Kidicorp Position Themselves as Enemies of Freedom
27 April 2005
Kidicorp Position Themselves as Enemies of Freedom
“Kidicorp have pinned their colours to the mast and deserve to be exposed for the acquiescing selfservers that they are,” says Peter Osborne, Libertarianz Spokesman to Deregulate Education today.
Mr Osborne is responding to an advertisement masquerading as a press release from Wayne Wright, Kidicorp’s Executive Director. In the advertisement, titled ‘Kidicorp geared for growth’, Mr Wright claims that ‘Negative sentiments expressed by some owners of early childhood education centres regarding increased administrative workloads to meet the new Ministry of Education funding system are misleading.’ “Not half as misleading as Wright’s press release,” responds Osborne.
“In the last two years there have been more early childhood centre closures than ever before,” says Osborne. “This is a direct result of the administrative burden that the Ministry has placed on these centres. The latest funding criteria have only compounded problems further. It is always the small operators that feel this burden the most as they find themselves spending more time fulfilling the state’s edicts than concentrating on the things they actually have a passion for, namely teaching. But being the largest early childhood provider in the country, I suppose that the current scenario suits Kidicorp nicely, as one-by-one the competition will drop away.”
“Such is the way with regulation: the large operators get larger, while the smaller ones go to the wall under a flood of paperwork.” Osborne wonders if Kidicorp will find itself immune to Nanny’s agenda when they are among the only private operators left standing.
“Frankly I find this whole-hearted and enthusiastic embracing of state interference to be incredibly smug and disingenuous,” Osborne says. “The general tone of Kidicorp’s release makes me wonder if the ministry divvies out its ill gotten loot more freely to those who fall into line. Going by Mr Wright’s press release he seems almost ecstatic to receive such interference.”
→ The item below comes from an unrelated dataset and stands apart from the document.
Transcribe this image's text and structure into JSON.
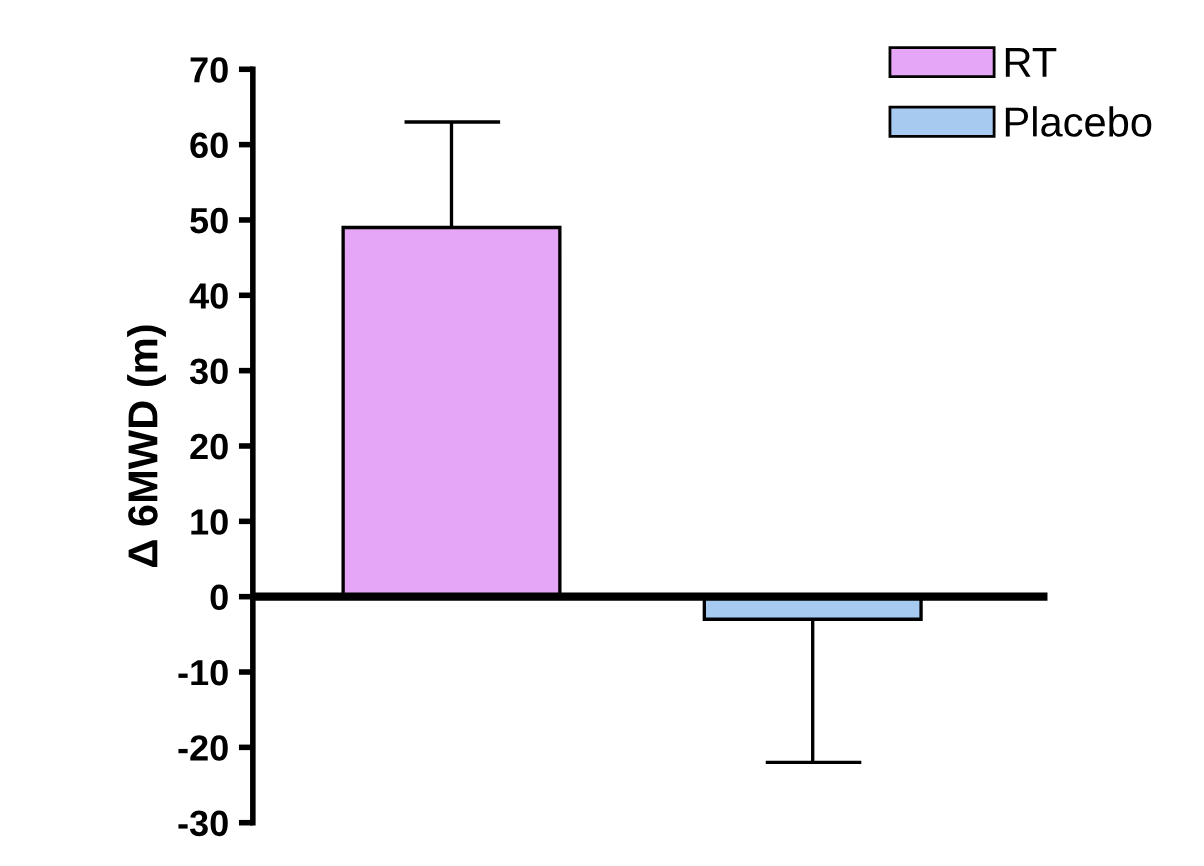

“This is a classic example of why the state and education must be separated. Early childcare centres are dropping like flies for all the wrong reasons. It is not because of incompetence or mismanagement but because they are being lumbered with an ever-increasing compliance burden. If our current model is able to continue, parents will be left with no options for their child’s first learning experience. With a monopoly there is no option, especially when the Labour Government makes early childhood education compulsory.”
Mr Osborne concludes, “Libertarianz will free the education sector in its entirety. The state will no longer have the power to engineer things to suit their own agenda. This will leave schools to operate effectively without unnecessary burdens from the state and no organisation will be able to use state coercion to gain an advantage over other providers.